LGO Energy’s revenue nearly halved last year while it went through a “transitional” period due to restrictions on growth.
Bosses at the firm, which has assets in Spain and Trinidad, blamed the constraints of a loan default on the inability to deploy capital on the Goudron operations on the Caribbean island.
Revenue dropped from 2015’s year end of £9.8million to £4.6million at year end 2016.
Loss before taxation remained roughly flat year on year £11.8million – a slight increase on 2015’s recorded loss of £11.4million.
However the chairman and chief executive Neil Ritson claims that the company’s reputation has been preserved through “careful management” of relationships with investors.

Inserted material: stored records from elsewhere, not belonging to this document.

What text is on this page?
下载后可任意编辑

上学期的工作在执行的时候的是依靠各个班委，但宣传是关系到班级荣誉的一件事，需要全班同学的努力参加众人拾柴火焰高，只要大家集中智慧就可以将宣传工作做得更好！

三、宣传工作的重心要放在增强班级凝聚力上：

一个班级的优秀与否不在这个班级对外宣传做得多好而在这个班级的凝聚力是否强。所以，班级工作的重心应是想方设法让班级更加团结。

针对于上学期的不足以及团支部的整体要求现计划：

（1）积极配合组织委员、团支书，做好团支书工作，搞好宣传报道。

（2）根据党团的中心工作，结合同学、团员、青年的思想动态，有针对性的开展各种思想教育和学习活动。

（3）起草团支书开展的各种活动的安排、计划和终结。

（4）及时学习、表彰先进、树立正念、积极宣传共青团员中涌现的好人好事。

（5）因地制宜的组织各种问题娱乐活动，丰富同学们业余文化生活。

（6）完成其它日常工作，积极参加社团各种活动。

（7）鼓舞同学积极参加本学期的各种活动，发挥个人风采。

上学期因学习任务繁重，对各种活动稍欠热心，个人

The firm said its focus in 2016 was on restructuring and improving its liquidity through the reduction of costs.
Other strategies to get the company back on track includes the renegotiation of the terms of its banking facility and through making payments to major creditors by way of shares and equity placements.
In its year end statement, LGO said it had entered 2017 with “renewed optimism” due to high commodity prices and the recommencement of drilling operations at the Goudron field.
The firm claim this could put the company “back on a trajectory to profitability”.
In the South West Peninsula of Trinidad the company has continued to advance its lease holding towards drilling and has extended the exclusivity over certain leases in order to seek private petroleum licences.
In March 2017 work started on assimilating the Bonasse Field operations into the Company’s operations with the first oil having been successfully delivered at the beginning of May 2017.
As 2017 progresses it is intended to finalise all lease acquisitions and to progress towards a full independent verification of the Company’s previous prospect generation work with a view to seeking a partner for future drilling.